TURLEY: Not on this record.
[Cuts back to live]
CORDES: Senate leaders now so convinced that the President will be impeached by the House this month that when they released their 2020 schedule today, Norah, it was missing the month of January, because they assume that that month will be consumed by a Senate trial.
O’DONNELL: Well, there you go. Nancy, thank you.
NBC Nightly News
December 4, 2019
7:01:39 p.m. Eastern
LESTER HOLT: Good evening. President Trump returning from the U.K. tonight, leaving one humiliation behind, only to face another here at home. Before leaving the NATO meetings in London the President was mocked by other world leaders in a hot mic moment caught on camera.

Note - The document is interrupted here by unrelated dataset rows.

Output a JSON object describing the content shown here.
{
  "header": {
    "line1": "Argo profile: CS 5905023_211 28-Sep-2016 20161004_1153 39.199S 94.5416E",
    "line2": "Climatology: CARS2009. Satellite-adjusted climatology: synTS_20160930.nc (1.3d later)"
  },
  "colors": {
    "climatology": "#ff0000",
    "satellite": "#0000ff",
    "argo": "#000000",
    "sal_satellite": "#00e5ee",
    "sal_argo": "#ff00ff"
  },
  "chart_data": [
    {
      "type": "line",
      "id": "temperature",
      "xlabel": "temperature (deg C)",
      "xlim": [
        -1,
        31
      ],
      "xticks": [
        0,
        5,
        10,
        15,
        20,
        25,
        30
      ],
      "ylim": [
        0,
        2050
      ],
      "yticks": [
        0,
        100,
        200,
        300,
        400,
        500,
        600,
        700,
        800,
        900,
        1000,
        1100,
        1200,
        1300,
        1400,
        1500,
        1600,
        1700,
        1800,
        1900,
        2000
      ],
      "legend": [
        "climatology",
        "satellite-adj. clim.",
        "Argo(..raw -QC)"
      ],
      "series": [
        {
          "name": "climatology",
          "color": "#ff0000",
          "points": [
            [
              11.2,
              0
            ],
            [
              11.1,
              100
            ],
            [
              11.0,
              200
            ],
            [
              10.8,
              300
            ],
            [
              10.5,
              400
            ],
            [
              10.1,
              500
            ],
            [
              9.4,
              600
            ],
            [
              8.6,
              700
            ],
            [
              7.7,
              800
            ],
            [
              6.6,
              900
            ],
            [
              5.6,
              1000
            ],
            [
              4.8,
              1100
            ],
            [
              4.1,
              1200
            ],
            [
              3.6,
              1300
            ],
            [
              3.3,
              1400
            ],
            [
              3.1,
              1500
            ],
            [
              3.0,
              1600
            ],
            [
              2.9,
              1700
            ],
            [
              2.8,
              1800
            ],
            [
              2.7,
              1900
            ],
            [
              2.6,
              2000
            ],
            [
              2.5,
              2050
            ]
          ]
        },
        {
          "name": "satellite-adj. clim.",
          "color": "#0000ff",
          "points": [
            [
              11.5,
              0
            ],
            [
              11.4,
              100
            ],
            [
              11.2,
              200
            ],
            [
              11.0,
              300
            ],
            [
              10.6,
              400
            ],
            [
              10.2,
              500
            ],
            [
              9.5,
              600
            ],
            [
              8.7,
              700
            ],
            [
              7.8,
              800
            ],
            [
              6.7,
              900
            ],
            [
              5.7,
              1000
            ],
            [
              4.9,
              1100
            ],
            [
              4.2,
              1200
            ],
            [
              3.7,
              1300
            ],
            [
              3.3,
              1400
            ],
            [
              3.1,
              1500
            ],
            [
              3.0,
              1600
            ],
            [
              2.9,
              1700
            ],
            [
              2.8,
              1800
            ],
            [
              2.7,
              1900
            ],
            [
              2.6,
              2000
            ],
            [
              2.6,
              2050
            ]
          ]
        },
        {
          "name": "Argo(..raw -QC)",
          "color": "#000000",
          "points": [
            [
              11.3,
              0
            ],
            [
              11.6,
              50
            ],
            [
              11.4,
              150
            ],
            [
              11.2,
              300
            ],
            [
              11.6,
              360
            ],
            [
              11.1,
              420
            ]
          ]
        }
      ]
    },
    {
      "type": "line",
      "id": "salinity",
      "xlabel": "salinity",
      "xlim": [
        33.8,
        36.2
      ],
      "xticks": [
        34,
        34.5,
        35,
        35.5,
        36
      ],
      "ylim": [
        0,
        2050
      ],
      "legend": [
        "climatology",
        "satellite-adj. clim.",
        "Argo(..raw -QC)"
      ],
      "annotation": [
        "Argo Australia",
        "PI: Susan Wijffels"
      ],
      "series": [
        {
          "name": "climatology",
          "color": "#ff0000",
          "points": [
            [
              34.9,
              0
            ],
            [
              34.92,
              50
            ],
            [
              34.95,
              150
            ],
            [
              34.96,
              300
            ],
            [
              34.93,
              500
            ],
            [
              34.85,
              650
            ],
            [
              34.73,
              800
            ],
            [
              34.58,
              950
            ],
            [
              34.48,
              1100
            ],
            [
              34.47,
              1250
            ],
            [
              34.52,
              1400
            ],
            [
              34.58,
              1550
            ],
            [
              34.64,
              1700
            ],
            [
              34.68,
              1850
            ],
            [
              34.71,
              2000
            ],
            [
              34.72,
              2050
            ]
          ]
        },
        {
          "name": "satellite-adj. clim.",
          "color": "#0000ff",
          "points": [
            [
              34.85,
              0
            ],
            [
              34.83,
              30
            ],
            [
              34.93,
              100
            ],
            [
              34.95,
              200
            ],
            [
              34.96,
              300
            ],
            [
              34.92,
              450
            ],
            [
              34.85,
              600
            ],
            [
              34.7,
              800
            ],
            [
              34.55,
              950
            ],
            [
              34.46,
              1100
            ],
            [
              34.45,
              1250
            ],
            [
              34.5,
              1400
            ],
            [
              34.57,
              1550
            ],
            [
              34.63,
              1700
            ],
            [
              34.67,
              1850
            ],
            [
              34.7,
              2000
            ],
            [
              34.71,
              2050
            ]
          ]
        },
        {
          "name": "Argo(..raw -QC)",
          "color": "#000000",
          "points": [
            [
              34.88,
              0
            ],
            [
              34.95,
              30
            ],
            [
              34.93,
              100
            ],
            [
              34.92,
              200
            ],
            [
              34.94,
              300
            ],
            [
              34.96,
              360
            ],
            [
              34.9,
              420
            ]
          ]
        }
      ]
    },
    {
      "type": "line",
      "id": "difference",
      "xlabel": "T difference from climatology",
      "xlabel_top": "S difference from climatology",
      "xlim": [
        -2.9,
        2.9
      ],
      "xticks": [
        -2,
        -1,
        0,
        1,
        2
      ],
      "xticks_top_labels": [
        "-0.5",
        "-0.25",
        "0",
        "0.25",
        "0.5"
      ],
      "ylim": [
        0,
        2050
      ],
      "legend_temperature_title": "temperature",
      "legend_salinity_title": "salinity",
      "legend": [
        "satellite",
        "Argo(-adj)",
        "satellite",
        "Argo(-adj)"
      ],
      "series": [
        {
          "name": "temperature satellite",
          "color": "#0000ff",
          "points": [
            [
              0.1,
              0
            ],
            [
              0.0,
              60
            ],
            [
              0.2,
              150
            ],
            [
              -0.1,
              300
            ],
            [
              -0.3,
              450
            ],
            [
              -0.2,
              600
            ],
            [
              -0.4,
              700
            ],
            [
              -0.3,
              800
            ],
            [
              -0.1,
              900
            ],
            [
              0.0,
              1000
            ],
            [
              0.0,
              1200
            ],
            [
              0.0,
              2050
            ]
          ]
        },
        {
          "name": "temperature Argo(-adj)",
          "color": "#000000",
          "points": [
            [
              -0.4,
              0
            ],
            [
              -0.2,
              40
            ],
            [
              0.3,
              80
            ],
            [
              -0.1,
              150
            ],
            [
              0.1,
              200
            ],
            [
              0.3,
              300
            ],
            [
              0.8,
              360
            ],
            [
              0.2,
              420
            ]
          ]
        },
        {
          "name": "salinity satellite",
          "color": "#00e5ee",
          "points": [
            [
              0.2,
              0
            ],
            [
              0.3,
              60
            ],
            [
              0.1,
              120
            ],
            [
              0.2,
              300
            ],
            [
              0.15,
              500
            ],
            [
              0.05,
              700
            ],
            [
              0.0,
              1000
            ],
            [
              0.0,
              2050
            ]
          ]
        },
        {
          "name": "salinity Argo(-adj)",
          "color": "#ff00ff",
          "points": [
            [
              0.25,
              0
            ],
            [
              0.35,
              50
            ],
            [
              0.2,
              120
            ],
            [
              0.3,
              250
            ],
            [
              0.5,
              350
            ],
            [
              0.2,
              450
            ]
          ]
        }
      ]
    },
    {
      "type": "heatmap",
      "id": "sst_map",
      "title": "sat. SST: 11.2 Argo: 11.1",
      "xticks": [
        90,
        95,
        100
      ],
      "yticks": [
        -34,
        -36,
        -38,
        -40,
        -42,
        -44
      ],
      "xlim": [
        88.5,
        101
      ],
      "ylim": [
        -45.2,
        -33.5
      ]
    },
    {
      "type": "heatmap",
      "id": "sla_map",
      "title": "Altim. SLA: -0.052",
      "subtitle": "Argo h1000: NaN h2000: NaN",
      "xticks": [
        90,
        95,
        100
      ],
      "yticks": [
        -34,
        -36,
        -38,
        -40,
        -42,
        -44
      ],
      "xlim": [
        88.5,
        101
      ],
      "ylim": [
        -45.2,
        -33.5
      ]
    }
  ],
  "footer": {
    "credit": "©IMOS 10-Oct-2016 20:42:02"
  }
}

And as he was in the air, back on Capitol Hill, a trio of legal scholars were telling Democrats exactly what they wanted to hear: that the President had indeed committed impeachable offences. And that’s where we start with NBC’s Peter Alexander.
[Cuts to video]
PETER ALEXANDER: Tonight, House Democrats leaning on history to make their case for impeaching President Trump.
ALEXANDER: Inviting a panel of constitutional scholars to bolster their investigation.
ALEXANDER: The Republican’s lone witness dismissing the Democrats case as wafer thin.
ALEXANDER: The tone not always scholarly. Professor Pamela Karlan taking offense to the Republican's assertion the experts have not done their homework.
PROF. PAMELA KARLAN: I would like to say to you, sir, that I read transcripts of every one of the witnesses. [Transition] I'm insulted by the suggestion that as a law professor I don't care about those facts.
ALEXANDER: Later, Karlan drawing criticism for invoking President Trump's 13-year-old son to make her point that a president is not a king.
KARLAN: The constitution says there can be no titles of nobility. So, while the President can name his son Barron, he can't make him a baron.
ALEXANDER: The First Lady tweeting: “Pamela Karlan, you should be ashamed.” Karlan later apologizing.
KARLAN: I want to apologize for what I said earlier about the President's son. It was wrong of me to do that.
ALEXANDER: All of coming as Rudy Giuliani, the President’s personal lawyer, already under scrutiny for his role in the pressure campaign on Ukraine, is back in Eastern Europe.